3 debates about machine learning

Original link	http://yamlb.wordpress.com/2006/04/24/3-debates-about-machine-learning/
Date	2006-04-24
Status	publish

Generally speaking machine learning research aims at designing machine or agents that learns from experience, that performs better days after days. It involves the capacity of memorising information and also the capacity of generalising it in order to predict what decision to take in front of a new situation.In this scope, probabilities are often used by researchers, mainly for 2 different purposes:

1 - Analysing the performances of learning algorithms, (ex: how often it takes good decisions on a bentchmark set)

2 - Or we can use probabilities and probabilty rules as the way the agent represents its knowledge on the world (“probabilty as logic”)

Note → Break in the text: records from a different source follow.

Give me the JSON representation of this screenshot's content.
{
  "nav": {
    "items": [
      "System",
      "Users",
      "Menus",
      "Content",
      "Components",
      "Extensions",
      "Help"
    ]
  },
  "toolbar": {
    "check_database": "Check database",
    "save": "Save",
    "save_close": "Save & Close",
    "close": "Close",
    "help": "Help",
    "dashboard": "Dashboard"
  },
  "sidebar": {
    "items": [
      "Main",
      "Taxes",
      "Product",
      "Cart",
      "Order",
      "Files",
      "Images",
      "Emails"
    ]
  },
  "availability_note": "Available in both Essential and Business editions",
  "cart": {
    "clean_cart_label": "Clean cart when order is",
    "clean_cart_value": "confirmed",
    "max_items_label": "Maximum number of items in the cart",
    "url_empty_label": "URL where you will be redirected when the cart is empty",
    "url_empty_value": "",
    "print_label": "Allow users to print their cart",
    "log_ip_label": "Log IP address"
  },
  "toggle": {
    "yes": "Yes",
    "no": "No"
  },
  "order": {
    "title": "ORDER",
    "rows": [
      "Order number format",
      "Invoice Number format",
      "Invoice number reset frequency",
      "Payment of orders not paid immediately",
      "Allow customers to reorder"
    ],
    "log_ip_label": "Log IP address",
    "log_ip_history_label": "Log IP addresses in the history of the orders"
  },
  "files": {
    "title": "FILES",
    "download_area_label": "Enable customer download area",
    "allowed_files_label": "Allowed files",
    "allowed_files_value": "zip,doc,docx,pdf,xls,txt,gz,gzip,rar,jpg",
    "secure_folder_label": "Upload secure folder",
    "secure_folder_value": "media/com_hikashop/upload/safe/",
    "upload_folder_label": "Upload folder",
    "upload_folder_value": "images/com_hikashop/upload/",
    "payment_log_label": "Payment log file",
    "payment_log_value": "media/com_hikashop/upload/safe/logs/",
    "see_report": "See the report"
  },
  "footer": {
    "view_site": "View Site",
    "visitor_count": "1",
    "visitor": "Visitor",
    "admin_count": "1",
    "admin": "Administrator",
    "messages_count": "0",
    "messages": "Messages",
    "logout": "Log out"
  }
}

Those two applications are compatible, and both imply that probability is an important notion for machine learning. But the use of probability raises some debates,a t different levels. Here are 3 of them:

Vapnik or Bayes ? Over simplifing, Vapnik learning theory aims at minimizing the probability of making bad decision in the future. But it doen't recommand a special "technology" for the algorithm itself. The most common incarnation of this theory are SVM, which tries to maximise a margin, ie to maximise a generalisation abiltity, but which rely upon hard bondaries. On the other hand bayesian learning systems are using probabilities as the core of knowledge representation.
Frequencies or degree of belief ? See previous posts. Is it better to interpret probability as an agent degree of belief, or as the limit of frequency in reapeted trials ? The bayesian point of vue, involving an agent, seems to be practical for machine learning.
Subjective or objective bayesianism ? This is a debate among bayesians. For them, choosing a prior is difficult problem. A lot of methods have been proposed and this is the subject of a huge litterature. But a question divides the community: Will two agents with the same information choose the same prior ? Objective bayesians think that it's the case, that there exist a best unik prior for each problem/knowledge. On the contrary, subjectivists are saying that the choice of a prior is a matter of convention, it's upon the agent to choose a prior in the set of priors compatible with its knowledge. This debate espacially arise when the prior has to be "non informative". Almost everybody agree that "knowing nothing", "non informativeness" don't make any sense. Subjectivists assert that one can only provide "reference", "defaults" priors which can help, and that no one can define a "best" prior.

Personally, at present day, I think that those debates are relevant, that those approches are different, even if there are some links. Due to my reading, I’d prefer Bayes over Vapnik, beliefs over frequencies and subjectivity over objectivity.